Further, the composition of the third single crystalline
semiconductor material can be the same as, or different from, the
composition of the second single crystalline semiconductor
material.
[0083] In one embodiment, the first single crystalline
semiconductor material and the second single crystalline
semiconductor material can be single crystalline silicon, and the
third single crystalline semiconductor material can be a single
crystalline silicon-germanium alloy. In this case, the second
single crystalline semiconductor material can apply a tensile
stress to the first and second single crystalline semiconductor
materials.
[0084] In one embodiment, an atomic concentration of germanium in
the third single crystalline semiconductor material can be in a
range from 10% to 50%. In one embodiment, the first and/or second
single crystalline semiconductor materials can include silicon at
an atomic concentration of at least 90%. In one embodiment, the
first and/or second single crystalline semiconductor materials can
be doped or undoped silicon, or a doped or undoped
silicon-germanium alloy in which the atomic concentration of
silicon is at least 90%. In one embodiment, the first and/or second
single crystalline semiconductor materials can consist of silicon
or consist of silicon and at least one electrical dopant. If the
first and/or second single crystalline semiconductor materials
include a semiconductor material having a lattice constant lesser
than the lattice constant of the third single crystalline
semiconductor material, the third single crystalline semiconductor
material in the semiconductor shell regions 6 can be under
compressive strain. Channels to be formed in the semiconductor
shell regions 6 can be under compressive strain, and the mobility
of charge carriers therein is changed due to the compressive
strain. In one embodiment, the compressive strain can be a biaxial
compressive strain within a plane that is parallel to the most
proximate faceted surface of the semiconductor nanowire (2, 4, 6).

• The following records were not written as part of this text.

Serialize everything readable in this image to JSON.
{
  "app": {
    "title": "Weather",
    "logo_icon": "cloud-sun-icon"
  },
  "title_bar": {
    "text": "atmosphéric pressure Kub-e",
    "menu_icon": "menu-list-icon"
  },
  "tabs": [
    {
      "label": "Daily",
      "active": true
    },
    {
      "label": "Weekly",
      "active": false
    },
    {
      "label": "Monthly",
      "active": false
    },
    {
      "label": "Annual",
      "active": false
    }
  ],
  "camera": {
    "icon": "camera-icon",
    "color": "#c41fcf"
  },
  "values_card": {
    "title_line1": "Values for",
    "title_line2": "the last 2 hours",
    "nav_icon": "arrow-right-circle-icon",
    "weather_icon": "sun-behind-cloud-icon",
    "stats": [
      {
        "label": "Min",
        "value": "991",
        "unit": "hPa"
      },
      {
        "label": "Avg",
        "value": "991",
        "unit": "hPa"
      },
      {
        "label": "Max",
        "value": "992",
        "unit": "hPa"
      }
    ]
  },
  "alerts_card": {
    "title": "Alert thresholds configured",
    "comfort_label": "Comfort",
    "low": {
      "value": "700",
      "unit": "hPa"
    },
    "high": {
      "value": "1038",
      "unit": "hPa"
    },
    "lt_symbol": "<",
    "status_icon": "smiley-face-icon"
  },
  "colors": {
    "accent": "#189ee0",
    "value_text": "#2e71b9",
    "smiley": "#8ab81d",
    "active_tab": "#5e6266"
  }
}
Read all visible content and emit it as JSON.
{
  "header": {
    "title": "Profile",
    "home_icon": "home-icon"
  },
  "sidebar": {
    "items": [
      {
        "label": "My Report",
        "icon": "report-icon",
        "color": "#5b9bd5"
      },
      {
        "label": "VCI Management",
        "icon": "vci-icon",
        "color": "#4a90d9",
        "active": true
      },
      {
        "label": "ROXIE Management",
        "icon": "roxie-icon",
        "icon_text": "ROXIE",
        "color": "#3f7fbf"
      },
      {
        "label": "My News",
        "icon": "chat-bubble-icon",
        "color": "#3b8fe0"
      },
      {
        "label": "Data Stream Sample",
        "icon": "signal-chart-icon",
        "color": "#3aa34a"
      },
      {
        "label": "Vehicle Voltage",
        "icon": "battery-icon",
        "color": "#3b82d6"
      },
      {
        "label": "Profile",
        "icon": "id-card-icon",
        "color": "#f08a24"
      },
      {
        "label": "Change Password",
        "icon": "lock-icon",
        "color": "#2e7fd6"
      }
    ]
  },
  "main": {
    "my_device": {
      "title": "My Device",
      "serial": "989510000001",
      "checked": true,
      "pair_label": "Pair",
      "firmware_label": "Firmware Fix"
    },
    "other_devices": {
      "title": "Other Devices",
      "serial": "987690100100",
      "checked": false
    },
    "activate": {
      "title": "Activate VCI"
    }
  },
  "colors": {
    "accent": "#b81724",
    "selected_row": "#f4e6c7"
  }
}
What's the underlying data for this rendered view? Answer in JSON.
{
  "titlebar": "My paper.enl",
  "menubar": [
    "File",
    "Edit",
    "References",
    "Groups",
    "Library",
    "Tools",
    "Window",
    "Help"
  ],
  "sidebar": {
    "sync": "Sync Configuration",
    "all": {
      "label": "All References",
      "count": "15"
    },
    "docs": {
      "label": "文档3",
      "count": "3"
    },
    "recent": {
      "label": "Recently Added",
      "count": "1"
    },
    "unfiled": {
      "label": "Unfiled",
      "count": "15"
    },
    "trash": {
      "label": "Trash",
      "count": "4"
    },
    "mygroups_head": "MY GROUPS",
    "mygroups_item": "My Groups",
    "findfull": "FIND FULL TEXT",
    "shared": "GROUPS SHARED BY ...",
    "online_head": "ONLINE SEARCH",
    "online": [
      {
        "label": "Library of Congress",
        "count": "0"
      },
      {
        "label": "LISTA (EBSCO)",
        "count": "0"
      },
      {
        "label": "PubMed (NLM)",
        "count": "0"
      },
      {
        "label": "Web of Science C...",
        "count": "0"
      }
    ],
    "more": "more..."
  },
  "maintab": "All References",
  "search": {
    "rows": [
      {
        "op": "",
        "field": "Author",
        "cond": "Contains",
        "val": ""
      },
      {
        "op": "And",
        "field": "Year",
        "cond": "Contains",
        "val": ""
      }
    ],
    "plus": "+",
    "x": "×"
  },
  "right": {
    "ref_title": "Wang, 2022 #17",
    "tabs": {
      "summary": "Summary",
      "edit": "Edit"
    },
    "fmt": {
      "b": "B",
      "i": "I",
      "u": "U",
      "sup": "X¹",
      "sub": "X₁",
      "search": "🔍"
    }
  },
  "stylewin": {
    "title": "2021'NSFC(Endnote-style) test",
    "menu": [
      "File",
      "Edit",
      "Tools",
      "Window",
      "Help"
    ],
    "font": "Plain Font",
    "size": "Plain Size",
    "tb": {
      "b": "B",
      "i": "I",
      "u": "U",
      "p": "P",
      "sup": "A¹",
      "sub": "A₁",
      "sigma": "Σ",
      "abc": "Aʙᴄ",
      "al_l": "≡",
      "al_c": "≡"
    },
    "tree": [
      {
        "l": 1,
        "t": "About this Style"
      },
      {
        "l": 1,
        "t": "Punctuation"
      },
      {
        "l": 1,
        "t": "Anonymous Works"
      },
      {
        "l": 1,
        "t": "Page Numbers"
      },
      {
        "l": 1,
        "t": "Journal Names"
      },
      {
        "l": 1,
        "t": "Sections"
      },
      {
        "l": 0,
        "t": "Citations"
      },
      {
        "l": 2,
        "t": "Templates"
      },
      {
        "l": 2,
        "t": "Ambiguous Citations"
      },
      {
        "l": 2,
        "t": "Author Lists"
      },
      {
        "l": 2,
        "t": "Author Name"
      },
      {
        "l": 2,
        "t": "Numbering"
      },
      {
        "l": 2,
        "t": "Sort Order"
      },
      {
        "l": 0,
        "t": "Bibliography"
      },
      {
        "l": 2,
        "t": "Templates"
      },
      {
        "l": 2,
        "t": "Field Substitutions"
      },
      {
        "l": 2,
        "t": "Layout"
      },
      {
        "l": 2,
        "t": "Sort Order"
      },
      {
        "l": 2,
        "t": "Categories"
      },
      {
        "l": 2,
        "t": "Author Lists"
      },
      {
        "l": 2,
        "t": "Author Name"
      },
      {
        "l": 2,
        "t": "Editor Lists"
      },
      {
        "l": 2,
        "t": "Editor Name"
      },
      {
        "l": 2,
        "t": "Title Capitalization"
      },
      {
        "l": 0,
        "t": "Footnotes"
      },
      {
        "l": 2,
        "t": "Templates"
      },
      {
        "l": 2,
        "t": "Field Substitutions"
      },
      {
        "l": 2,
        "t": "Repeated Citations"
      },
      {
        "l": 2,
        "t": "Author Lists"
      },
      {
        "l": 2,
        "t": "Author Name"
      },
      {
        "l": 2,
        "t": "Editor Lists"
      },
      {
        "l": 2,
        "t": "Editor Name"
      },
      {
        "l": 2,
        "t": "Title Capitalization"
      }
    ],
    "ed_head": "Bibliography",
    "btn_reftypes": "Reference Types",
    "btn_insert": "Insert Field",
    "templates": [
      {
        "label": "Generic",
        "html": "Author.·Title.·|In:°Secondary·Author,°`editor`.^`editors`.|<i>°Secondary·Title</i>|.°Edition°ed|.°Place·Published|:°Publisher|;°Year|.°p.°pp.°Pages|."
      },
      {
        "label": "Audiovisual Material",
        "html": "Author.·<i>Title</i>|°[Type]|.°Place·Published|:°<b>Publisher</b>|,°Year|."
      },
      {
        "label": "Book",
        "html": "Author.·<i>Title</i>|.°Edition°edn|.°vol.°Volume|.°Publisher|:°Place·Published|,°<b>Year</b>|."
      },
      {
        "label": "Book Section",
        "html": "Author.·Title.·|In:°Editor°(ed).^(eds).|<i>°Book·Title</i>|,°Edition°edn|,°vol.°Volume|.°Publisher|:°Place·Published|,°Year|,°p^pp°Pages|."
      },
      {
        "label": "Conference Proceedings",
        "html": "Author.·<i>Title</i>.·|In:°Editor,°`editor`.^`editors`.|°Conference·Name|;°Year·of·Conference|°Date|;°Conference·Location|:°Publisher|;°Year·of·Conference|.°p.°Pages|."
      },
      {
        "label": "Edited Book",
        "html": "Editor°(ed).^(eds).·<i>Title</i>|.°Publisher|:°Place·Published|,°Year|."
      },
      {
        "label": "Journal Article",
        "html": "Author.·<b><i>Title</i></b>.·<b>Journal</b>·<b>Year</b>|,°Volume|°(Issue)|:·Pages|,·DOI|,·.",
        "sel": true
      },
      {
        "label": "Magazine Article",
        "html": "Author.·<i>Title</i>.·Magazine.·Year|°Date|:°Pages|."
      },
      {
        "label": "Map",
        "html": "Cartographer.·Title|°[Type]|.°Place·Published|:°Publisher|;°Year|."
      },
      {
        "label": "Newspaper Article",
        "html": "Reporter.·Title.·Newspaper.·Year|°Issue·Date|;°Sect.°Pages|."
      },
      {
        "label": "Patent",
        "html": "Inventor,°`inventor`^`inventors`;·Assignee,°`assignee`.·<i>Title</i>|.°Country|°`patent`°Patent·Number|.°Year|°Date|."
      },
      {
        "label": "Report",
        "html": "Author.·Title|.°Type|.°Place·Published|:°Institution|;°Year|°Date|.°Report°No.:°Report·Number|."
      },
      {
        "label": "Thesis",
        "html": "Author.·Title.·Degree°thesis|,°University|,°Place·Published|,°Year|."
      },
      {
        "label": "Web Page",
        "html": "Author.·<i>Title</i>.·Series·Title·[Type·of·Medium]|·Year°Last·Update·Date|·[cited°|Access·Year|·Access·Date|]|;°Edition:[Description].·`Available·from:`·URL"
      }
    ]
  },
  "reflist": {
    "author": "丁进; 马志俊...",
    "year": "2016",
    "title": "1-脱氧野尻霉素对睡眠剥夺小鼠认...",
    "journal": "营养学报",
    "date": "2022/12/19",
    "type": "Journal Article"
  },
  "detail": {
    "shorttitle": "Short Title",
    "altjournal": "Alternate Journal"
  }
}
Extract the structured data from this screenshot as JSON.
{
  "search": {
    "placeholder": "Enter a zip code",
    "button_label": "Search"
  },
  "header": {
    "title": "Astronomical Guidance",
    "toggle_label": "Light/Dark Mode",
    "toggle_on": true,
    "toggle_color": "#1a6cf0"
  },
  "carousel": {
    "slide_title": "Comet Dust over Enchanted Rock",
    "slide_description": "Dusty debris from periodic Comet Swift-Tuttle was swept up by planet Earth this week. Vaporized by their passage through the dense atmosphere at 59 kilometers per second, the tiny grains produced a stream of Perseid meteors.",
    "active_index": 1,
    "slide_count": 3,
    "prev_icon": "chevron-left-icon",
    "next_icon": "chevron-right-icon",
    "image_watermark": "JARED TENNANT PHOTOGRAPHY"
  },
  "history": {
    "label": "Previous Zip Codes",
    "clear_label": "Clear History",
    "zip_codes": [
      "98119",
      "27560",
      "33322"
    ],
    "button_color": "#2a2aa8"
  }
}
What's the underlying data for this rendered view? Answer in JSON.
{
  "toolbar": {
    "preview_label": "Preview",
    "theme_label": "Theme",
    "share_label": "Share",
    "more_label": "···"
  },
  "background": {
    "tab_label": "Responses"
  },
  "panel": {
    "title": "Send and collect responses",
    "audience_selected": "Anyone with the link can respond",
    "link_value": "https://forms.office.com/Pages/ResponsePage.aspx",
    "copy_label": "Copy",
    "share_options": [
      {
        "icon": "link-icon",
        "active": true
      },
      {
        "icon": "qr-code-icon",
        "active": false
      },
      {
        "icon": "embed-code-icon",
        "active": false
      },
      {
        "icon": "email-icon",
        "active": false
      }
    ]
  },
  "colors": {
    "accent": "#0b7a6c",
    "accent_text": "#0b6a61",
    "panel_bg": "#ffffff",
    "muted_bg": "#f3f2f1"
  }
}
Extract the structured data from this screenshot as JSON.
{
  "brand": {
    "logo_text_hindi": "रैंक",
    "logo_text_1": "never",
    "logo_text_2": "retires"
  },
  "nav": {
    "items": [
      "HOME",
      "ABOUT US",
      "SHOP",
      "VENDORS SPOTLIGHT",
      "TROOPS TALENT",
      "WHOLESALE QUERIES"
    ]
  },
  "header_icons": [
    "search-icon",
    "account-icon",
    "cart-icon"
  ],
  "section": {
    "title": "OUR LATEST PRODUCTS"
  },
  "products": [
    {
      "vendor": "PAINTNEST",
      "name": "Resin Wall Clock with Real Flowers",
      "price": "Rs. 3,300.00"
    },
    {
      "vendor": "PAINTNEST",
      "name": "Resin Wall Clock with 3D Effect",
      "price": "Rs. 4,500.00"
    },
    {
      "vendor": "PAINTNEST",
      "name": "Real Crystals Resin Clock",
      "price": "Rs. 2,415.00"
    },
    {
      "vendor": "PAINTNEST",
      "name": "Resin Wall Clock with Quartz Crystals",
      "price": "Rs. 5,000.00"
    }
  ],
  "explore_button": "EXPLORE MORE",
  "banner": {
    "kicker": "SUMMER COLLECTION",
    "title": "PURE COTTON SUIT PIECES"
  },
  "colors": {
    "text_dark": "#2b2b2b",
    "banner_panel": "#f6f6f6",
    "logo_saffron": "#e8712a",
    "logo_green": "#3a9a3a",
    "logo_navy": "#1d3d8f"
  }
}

In one embodiment, the change in the mobility of charge carriers
can be advantageously employed to increase the on-current of a
field effect transistor. In one embodiment, p-type field effect
transistors can be formed employing semiconductor shell regions 6
under compressive strain.
[0085] In another embodiment, the first and second single
crystalline semiconductor material can be a single crystalline
silicon-germanium alloy, and the third single crystalline
semiconductor material can be single crystalline silicon. In this
case, the third single crystalline semiconductor material can apply
a compressive stress to the first and second single crystalline
semiconductor materials.
[0086] In one embodiment, an atomic concentration of germanium in
the first and/or second single crystalline semiconductor materials
can be in a range from 10% to 50%. In one embodiment, the third
single crystalline semiconductor material can include silicon at an
atomic concentration of at least 90%. In one embodiment, the third
single crystalline semiconductor material can be doped or undoped
silicon, or a doped or undoped silicon-germanium alloy in which the
atomic concentration of silicon is at least 90%. In one embodiment,
the third single crystalline semiconductor material can consist of
silicon or consist of silicon and at least one electrical
dopant.
[0087] In still another embodiment, one or more of the first,
second, and third single crystalline semiconductor materials can
include a compound semiconductor material.
[0088] In one embodiment, the atomic concentration of germanium in
the first single crystalline semiconductor materials can be less
than 10% and the atomic concentration of silicon in the first
single crystalline semiconductor material can be greater than 90%.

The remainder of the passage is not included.